On California Ocean Day, March 29, 2022, HTO staff Sydni Trigueiro & Alison Thompson tuned in to a panel discussion held by the California State University (CSU) Council on Ocean Affairs, Science & Technology Microplastic Panel. Among the things they learned:

  • Microplastics take a variety of forms and are present as fibers in synthetic materials like fleeces, blankets, and other fabrics composed of nylon or polyester;

  • Microfibers are shed by tires on the road;

  • They come from the breaking down of plastic materials;

  • They lead to entanglements, internal lacerations, and cellular toxicity in sea animals;

  • Humans eat, drink and breathe microplastic daily.

Solutions being considered to combat this problem include SB 54- Packaging of Products – a bill aiming to reduce the amount of single use plastic materials and, as HTO has reported before, using filtering bags (such as the Guppy Friend Washing Bag sold by Patagonia) in your washing machine, which filter microfibers from your clothes as they go through the wash cycle.


HTO Salutes our New
Dog Bag Dispenser Program Sponsors!

Heal the Ocean’s Dog Bag program continues to grow! We are thrilled to welcome three new sponsors to the program – Coastal Byproducts; Tom & Ami Kearns and their dog Emma; and Branden & Valerie Aroyan, and their dog Lucky! Coastal Byproducts is a local, family-owned and operated, earth-friendly business, specializing in the free recycling of grease and cooking oil from restaurants and other locations that generate such waste. Coastal Byproducts is sponsoring three dispensers through the City of Santa Barbara Parks and Recreation Department: MacKenzie Dog Park, Willowglen, and Sheffield Open Space. Tom & Ami Kearns and their dog Emma are sponsoring their favorite local City park, Honda Valley Open Space. Branden & Valerie Aroyan and their beach-dog Lucky are sponsoring a dispenser for the County of Santa Barbara at the end of Hammond’s Trail in Montecito. Heal the Ocean thanks these new participants, as well as ALL our sponsors, whose support has made it possible for us to send much-needed funds to the County & City to buy dog bags. Thank you, all!

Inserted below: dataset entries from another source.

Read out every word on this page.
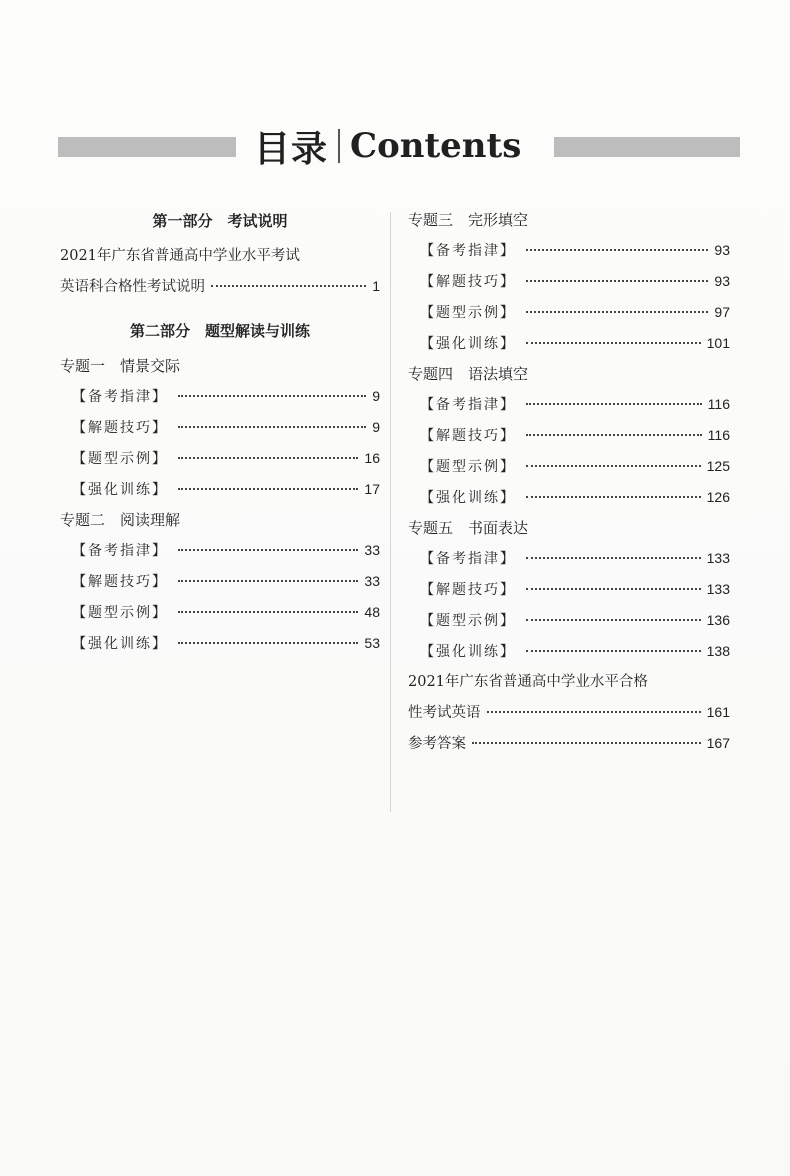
目录 Contents
第一部分　考试说明
2021年广东省普通高中学业水平考试
英语科合格性考试说明	1
第二部分　题型解读与训练
专题一　情景交际
【备考指津】	9
【解题技巧】	9
【题型示例】	16
【强化训练】	17
专题二　阅读理解
【备考指津】	33
【解题技巧】	33
【题型示例】	48
【强化训练】	53
专题三　完形填空
【备考指津】	93
【解题技巧】	93
【题型示例】	97
【强化训练】	101
专题四　语法填空
【备考指津】	116
【解题技巧】	116
【题型示例】	125
【强化训练】	126
专题五　书面表达
【备考指津】	133
【解题技巧】	133
【题型示例】	136
【强化训练】	138
2021年广东省普通高中学业水平合格
性考试英语	161
参考答案	167
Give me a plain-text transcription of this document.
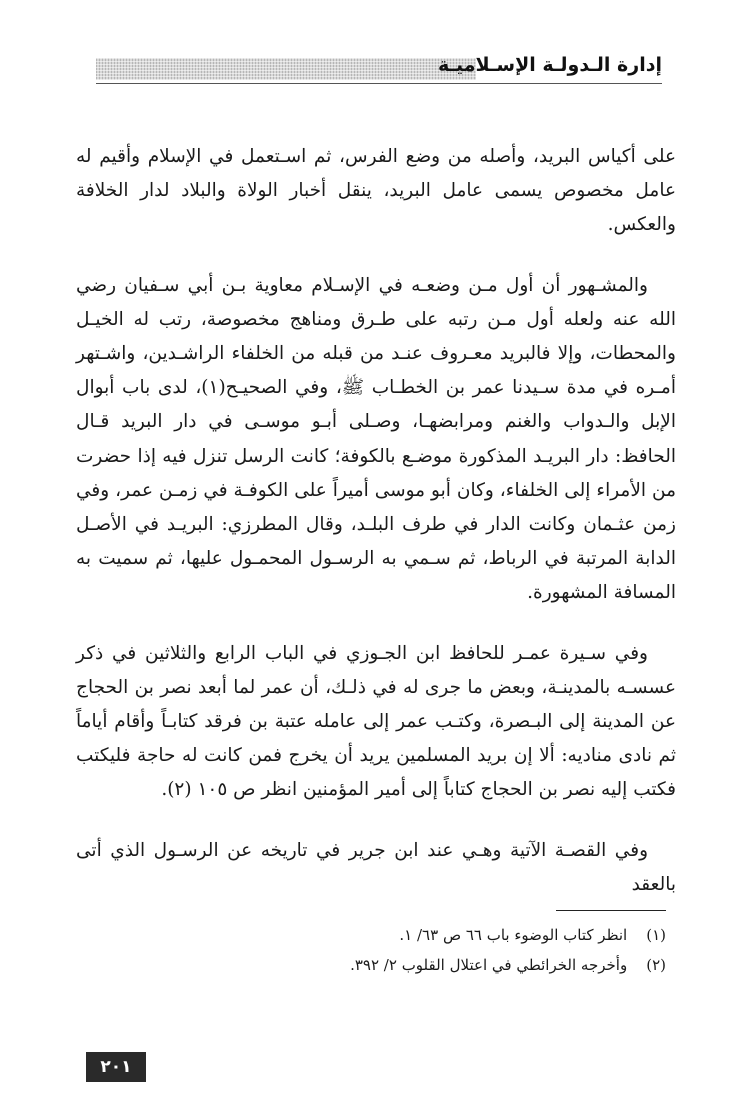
إدارة الـدولـة الإسـلاميـة

على أكياس البريد، وأصله من وضع الفرس، ثم اسـتعمل في الإسلام وأقيم له عامل مخصوص يسمى عامل البريد، ينقل أخبار الولاة والبلاد لدار الخلافة والعكس.

والمشـهور أن أول مـن وضعـه في الإسـلام معاوية بـن أبي سـفيان رضي الله عنه ولعله أول مـن رتبه على طـرق ومناهج مخصوصة، رتب له الخيـل والمحطات، وإلا فالبريد معـروف عنـد من قبله من الخلفاء الراشـدين، واشـتهر أمـره في مدة سـيدنا عمر بن الخطـاب ﷺ، وفي الصحيـح(١)، لدى باب أبوال الإبل والـدواب والغنم ومرابضهـا، وصـلى أبـو موسـى في دار البريد قـال الحافظ: دار البريـد المذكورة موضـع بالكوفة؛ كانت الرسل تنزل فيه إذا حضرت من الأمراء إلى الخلفاء، وكان أبو موسى أميراً على الكوفـة في زمـن عمر، وفي زمن عثـمان وكانت الدار في طرف البلـد، وقال المطرزي: البريـد في الأصـل الدابة المرتبة في الرباط، ثم سـمي به الرسـول المحمـول عليها، ثم سميت به المسافة المشهورة.

وفي سـيرة عمـر للحافظ ابن الجـوزي في الباب الرابع والثلاثين في ذكر عسسـه بالمدينـة، وبعض ما جرى له في ذلـك، أن عمر لما أبعد نصر بن الحجاج عن المدينة إلى البـصرة، وكتـب عمر إلى عامله عتبة بن فرقد كتابـاً وأقام أياماً ثم نادى مناديه: ألا إن بريد المسلمين يريد أن يخرج فمن كانت له حاجة فليكتب فكتب إليه نصر بن الحجاج كتاباً إلى أمير المؤمنين انظر ص ١٠٥ (٢).

وفي القصـة الآتية وهـي عند ابن جرير في تاريخه عن الرسـول الذي أتى بالعقد

(١) انظر كتاب الوضوء باب ٦٦ ص ٦٣/ ١.

(٢) وأخرجه الخرائطي في اعتلال القلوب ٢/ ٣٩٢.

٢٠١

Volunteer at Operation Clean Sweep in the Santa Barbara Harbor on May 7

Calling all divers and ocean lovers, grab your gear and head down to the Santa Barbara Harbor at 8 AM on Saturday, May 7th, to help with Operation Clean Sweep -- the annual volunteer seafloor cleanup in the SB Harbor!

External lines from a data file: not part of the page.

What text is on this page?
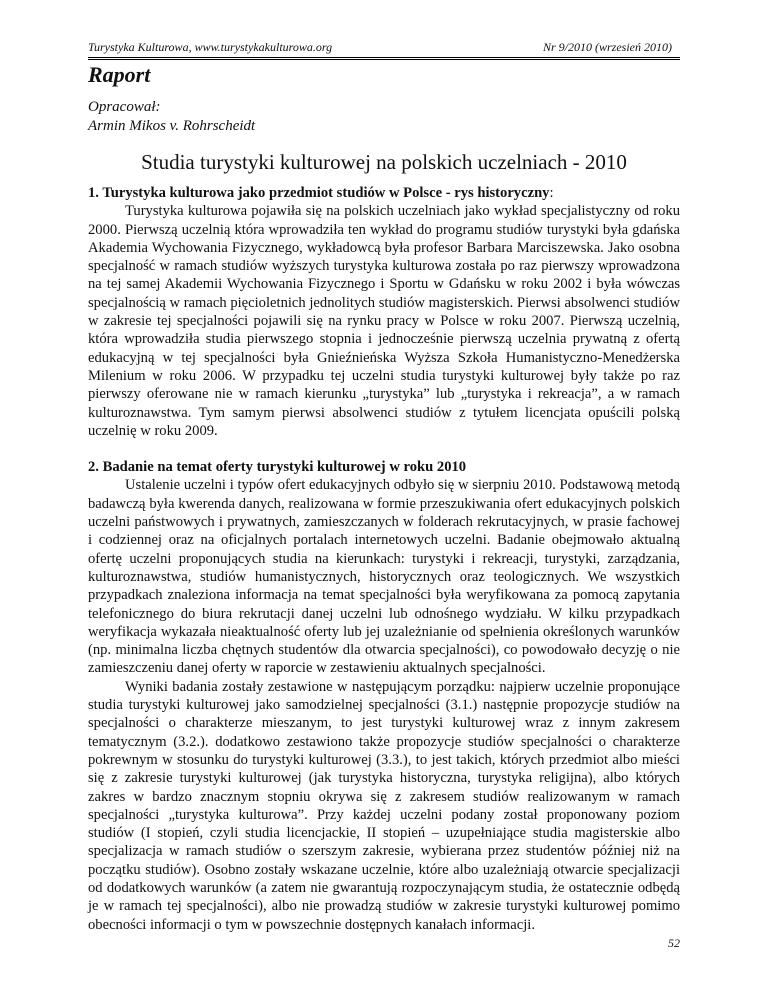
Turystyka Kulturowa, www.turystykakulturowa.org	Nr 9/2010 (wrzesień 2010)
Raport
Opracował:
Armin Mikos v. Rohrscheidt
Studia turystyki kulturowej na polskich uczelniach - 2010
1. Turystyka kulturowa jako przedmiot studiów w Polsce - rys historyczny:

Turystyka kulturowa pojawiła się na polskich uczelniach jako wykład specjalistyczny od roku 2000. Pierwszą uczelnią która wprowadziła ten wykład do programu studiów turystyki była gdańska Akademia Wychowania Fizycznego, wykładowcą była profesor Barbara Marciszewska. Jako osobna specjalność w ramach studiów wyższych turystyka kulturowa została po raz pierwszy wprowadzona na tej samej Akademii Wychowania Fizycznego i Sportu w Gdańsku w roku 2002 i była wówczas specjalnością w ramach pięcioletnich jednolitych studiów magisterskich. Pierwsi absolwenci studiów w zakresie tej specjalności pojawili się na rynku pracy w Polsce w roku 2007. Pierwszą uczelnią, która wprowadziła studia pierwszego stopnia i jednocześnie pierwszą uczelnia prywatną z ofertą edukacyjną w tej specjalności była Gnieźnieńska Wyższa Szkoła Humanistyczno-Menedżerska Milenium w roku 2006. W przypadku tej uczelni studia turystyki kulturowej były także po raz pierwszy oferowane nie w ramach kierunku „turystyka” lub „turystyka i rekreacja”, a w ramach kulturoznawstwa. Tym samym pierwsi absolwenci studiów z tytułem licencjata opuścili polską uczelnię w roku 2009.

2. Badanie na temat oferty turystyki kulturowej w roku 2010

Ustalenie uczelni i typów ofert edukacyjnych odbyło się w sierpniu 2010. Podstawową metodą badawczą była kwerenda danych, realizowana w formie przeszukiwania ofert edukacyjnych polskich uczelni państwowych i prywatnych, zamieszczanych w folderach rekrutacyjnych, w prasie fachowej i codziennej oraz na oficjalnych portalach internetowych uczelni. Badanie obejmowało aktualną ofertę uczelni proponujących studia na kierunkach: turystyki i rekreacji, turystyki, zarządzania, kulturoznawstwa, studiów humanistycznych, historycznych oraz teologicznych. We wszystkich przypadkach znaleziona informacja na temat specjalności była weryfikowana za pomocą zapytania telefonicznego do biura rekrutacji danej uczelni lub odnośnego wydziału. W kilku przypadkach weryfikacja wykazała nieaktualność oferty lub jej uzależnianie od spełnienia określonych warunków (np. minimalna liczba chętnych studentów dla otwarcia specjalności), co powodowało decyzję o nie zamieszczeniu danej oferty w raporcie w zestawieniu aktualnych specjalności.

Wyniki badania zostały zestawione w następującym porządku: najpierw uczelnie proponujące studia turystyki kulturowej jako samodzielnej specjalności (3.1.) następnie propozycje studiów na specjalności o charakterze mieszanym, to jest turystyki kulturowej wraz z innym zakresem tematycznym (3.2.). dodatkowo zestawiono także propozycje studiów specjalności o charakterze pokrewnym w stosunku do turystyki kulturowej (3.3.), to jest takich, których przedmiot albo mieści się z zakresie turystyki kulturowej (jak turystyka historyczna, turystyka religijna), albo których zakres w bardzo znacznym stopniu okrywa się z zakresem studiów realizowanym w ramach specjalności „turystyka kulturowa”. Przy każdej uczelni podany został proponowany poziom studiów (I stopień, czyli studia licencjackie, II stopień – uzupełniające studia magisterskie albo specjalizacja w ramach studiów o szerszym zakresie, wybierana przez studentów później niż na początku studiów). Osobno zostały wskazane uczelnie, które albo uzależniają otwarcie specjalizacji od dodatkowych warunków (a zatem nie gwarantują rozpoczynającym studia, że ostatecznie odbędą je w ramach tej specjalności), albo nie prowadzą studiów w zakresie turystyki kulturowej pomimo obecności informacji o tym w powszechnie dostępnych kanałach informacji.

52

Every year, people lose phones, chairs, barbeques, fishing poles, and even the occasional refrigerator, in the harbor, and all this material collects on the bottom. At Operation Clean Sweep, volunteer divers and dock workers remove the junk from beneath Marina 1.
Operation Clean Sweep begins at 8 AM with a briefing on the Travel Lift Pier. There will be donuts and coffee. The event concludes around 11:30 AM with a box lunch.

For more information or to volunteer please contact Chris Bell at: 805-897-1962 or cbell@santabarbaraca.gov


Have a great Earth Day…we salute and thank you all!